The U.S. House of Representatives yesterday passed a bill to create a nonpartisan commission to investigate the attempted insurrection on January 6th of this year, which national and Texas Republicans immediately sought to politicize.
The bill, which passed the House on a 252-175 vote that drew bipartisan support from over 30 Republicans, only netted two votes from Republican members of Congress in Texas: Rep. Anthony Gonzales and Rep. Van Taylor joined the group of Republicans voting in favor of the commission, which was negotiated by Republican Rep. John Katko of New York and Democrat Bennie Thompson of Mississippi.
The legislation was supported by every Democrat in the chamber, but Republican leadership, led by Minority Leader Kevin McCarthy of California, was apparently working behind the scenes in an effort to avoid the ire of former President Donald Trump.
Senate Minority Leader Mitch McConnell has telegraphed the rough path to passage the bill has in the U.S. Senate, with the Kentucky Republican already announcing that he’ll vote no, and likely whip his members to do the same.
This could pose an interesting conflict of interest, as several of the Republicans that could vote no in the Senate may also be subject to the commission’s investigation.

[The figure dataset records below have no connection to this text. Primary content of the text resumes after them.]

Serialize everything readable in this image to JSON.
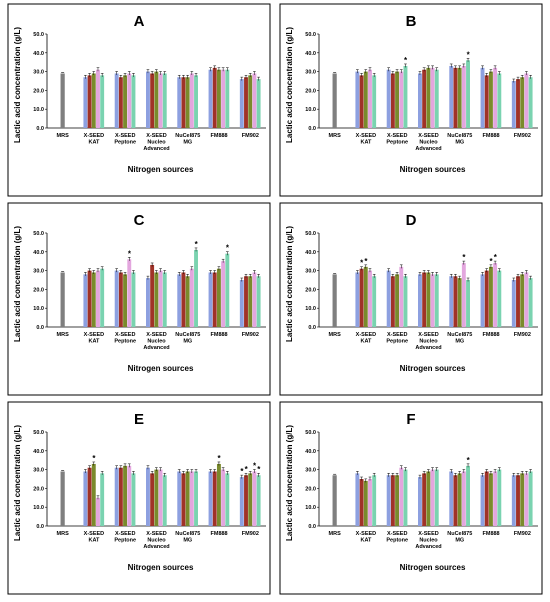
{
  "figure": {
    "panels": [
      "A",
      "B",
      "C",
      "D",
      "E",
      "F"
    ]
  },
  "colors": {
    "control": "#7f7f7f",
    "bars": [
      "#8da0e0",
      "#a03228",
      "#7a8a2c",
      "#e3a6de",
      "#7ad3b0",
      "#d8c85a"
    ]
  },
  "chart_data": [
    {
      "type": "bar",
      "title": "A",
      "ylabel": "Lactic acid concentration  (g/L)",
      "xlabel": "Nitrogen sources",
      "ylim": [
        0,
        50
      ],
      "yticks": [
        "0.0",
        "10.0",
        "20.0",
        "30.0",
        "40.0",
        "50.0"
      ],
      "categories": [
        "MRS",
        "X-SEED KAT",
        "X-SEED Peptone",
        "X-SEED Nucleo Advanced",
        "NuCel875 MG",
        "FM888",
        "FM902"
      ],
      "control": 29,
      "values": [
        [
          27,
          28,
          29,
          31,
          28
        ],
        [
          29,
          27,
          28,
          29,
          28
        ],
        [
          30,
          29,
          30,
          29,
          29
        ],
        [
          27,
          27,
          27,
          29,
          28
        ],
        [
          31,
          32,
          31,
          31,
          31
        ],
        [
          26,
          27,
          28,
          29,
          26
        ]
      ],
      "stars": [
        [],
        [],
        [],
        [],
        [],
        []
      ]
    },
    {
      "type": "bar",
      "title": "B",
      "ylabel": "Lactic acid concentration  (g/L)",
      "xlabel": "Nitrogen sources",
      "ylim": [
        0,
        50
      ],
      "yticks": [
        "0.0",
        "10.0",
        "20.0",
        "30.0",
        "40.0",
        "50.0"
      ],
      "categories": [
        "MRS",
        "X-SEED KAT",
        "X-SEED Peptone",
        "X-SEED Nucleo Advanced",
        "NuCel875 MG",
        "FM888",
        "FM902"
      ],
      "control": 29,
      "values": [
        [
          30,
          28,
          30,
          31,
          28
        ],
        [
          31,
          29,
          30,
          30,
          33
        ],
        [
          29,
          31,
          32,
          32,
          31
        ],
        [
          33,
          32,
          32,
          33,
          36
        ],
        [
          32,
          28,
          30,
          32,
          29
        ],
        [
          25,
          26,
          27,
          29,
          27
        ]
      ],
      "stars": [
        [],
        [
          4
        ],
        [],
        [
          4
        ],
        [],
        []
      ]
    },
    {
      "type": "bar",
      "title": "C",
      "ylabel": "Lactic acid concentration  (g/L)",
      "xlabel": "Nitrogen sources",
      "ylim": [
        0,
        50
      ],
      "yticks": [
        "0.0",
        "10.0",
        "20.0",
        "30.0",
        "40.0",
        "50.0"
      ],
      "categories": [
        "MRS",
        "X-SEED KAT",
        "X-SEED Peptone",
        "X-SEED Nucleo Advanced",
        "NuCel875 MG",
        "FM888",
        "FM902"
      ],
      "control": 29,
      "values": [
        [
          28,
          30,
          29,
          30,
          31
        ],
        [
          30,
          29,
          28,
          36,
          29
        ],
        [
          26,
          33,
          29,
          30,
          29
        ],
        [
          28,
          29,
          27,
          31,
          41
        ],
        [
          29,
          29,
          31,
          35,
          39
        ],
        [
          25,
          27,
          27,
          29,
          27
        ]
      ],
      "stars": [
        [],
        [
          3
        ],
        [],
        [
          4
        ],
        [
          4
        ],
        []
      ]
    },
    {
      "type": "bar",
      "title": "D",
      "ylabel": "Lactic acid concentration  (g/L)",
      "xlabel": "Nitrogen sources",
      "ylim": [
        0,
        50
      ],
      "yticks": [
        "0.0",
        "10.0",
        "20.0",
        "30.0",
        "40.0",
        "50.0"
      ],
      "categories": [
        "MRS",
        "X-SEED KAT",
        "X-SEED Peptone",
        "X-SEED Nucleo Advanced",
        "NuCel875 MG",
        "FM888",
        "FM902"
      ],
      "control": 28,
      "values": [
        [
          29,
          31,
          32,
          30,
          27
        ],
        [
          30,
          27,
          28,
          32,
          27
        ],
        [
          28,
          29,
          29,
          28,
          28
        ],
        [
          27,
          27,
          26,
          34,
          25
        ],
        [
          28,
          30,
          32,
          34,
          30
        ],
        [
          25,
          27,
          28,
          29,
          26
        ]
      ],
      "stars": [
        [
          1,
          2
        ],
        [],
        [],
        [
          3
        ],
        [
          2,
          3
        ],
        []
      ]
    },
    {
      "type": "bar",
      "title": "E",
      "ylabel": "Lactic acid concentration  (g/L)",
      "xlabel": "Nitrogen sources",
      "ylim": [
        0,
        50
      ],
      "yticks": [
        "0.0",
        "10.0",
        "20.0",
        "30.0",
        "40.0",
        "50.0"
      ],
      "categories": [
        "MRS",
        "X-SEED KAT",
        "X-SEED Peptone",
        "X-SEED Nucleo Advanced",
        "NuCel875 MG",
        "FM888",
        "FM902"
      ],
      "control": 29,
      "values": [
        [
          29,
          31,
          33,
          15,
          28
        ],
        [
          31,
          31,
          32,
          32,
          28
        ],
        [
          31,
          28,
          30,
          30,
          27
        ],
        [
          29,
          28,
          29,
          29,
          29
        ],
        [
          29,
          29,
          33,
          30,
          28
        ],
        [
          26,
          27,
          28,
          29,
          27
        ]
      ],
      "stars": [
        [
          2
        ],
        [],
        [],
        [],
        [
          2
        ],
        [
          0,
          1,
          3,
          4
        ]
      ]
    },
    {
      "type": "bar",
      "title": "F",
      "ylabel": "Lactic acid concentration  (g/L)",
      "xlabel": "Nitrogen sources",
      "ylim": [
        0,
        50
      ],
      "yticks": [
        "0.0",
        "10.0",
        "20.0",
        "30.0",
        "40.0",
        "50.0"
      ],
      "categories": [
        "MRS",
        "X-SEED KAT",
        "X-SEED Peptone",
        "X-SEED Nucleo Advanced",
        "NuCel875 MG",
        "FM888",
        "FM902"
      ],
      "control": 27,
      "values": [
        [
          28,
          25,
          24,
          25,
          27
        ],
        [
          27,
          27,
          27,
          31,
          30
        ],
        [
          26,
          28,
          29,
          30,
          30
        ],
        [
          29,
          27,
          28,
          29,
          32
        ],
        [
          27,
          29,
          28,
          29,
          30
        ],
        [
          27,
          27,
          28,
          28,
          29
        ]
      ],
      "stars": [
        [],
        [],
        [],
        [
          4
        ],
        [],
        []
      ]
    }
  ]
}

Senator Ted Cruz from right here in Texas and Senator Josh Hawley of Missouri were two of the most vocal and active public figures stoking the Big Lie that the 2020 election was stolen, with the pair speaking at rallies and saluting protestors in the lead up to the insurrection.
The claims being pushed by McCarthy and McConnell about the commission being a partisan witch hunt are just the latest in a desperate attempt to deflect blame for the deadly insurrection and white wash the involvement of Trump and national Republicans in spreading the lies that led to the violent clash between an angry mob of Trump supporters and law enforcement protecting the capitol as Congress met to certify Joe Biden’s electoral college win.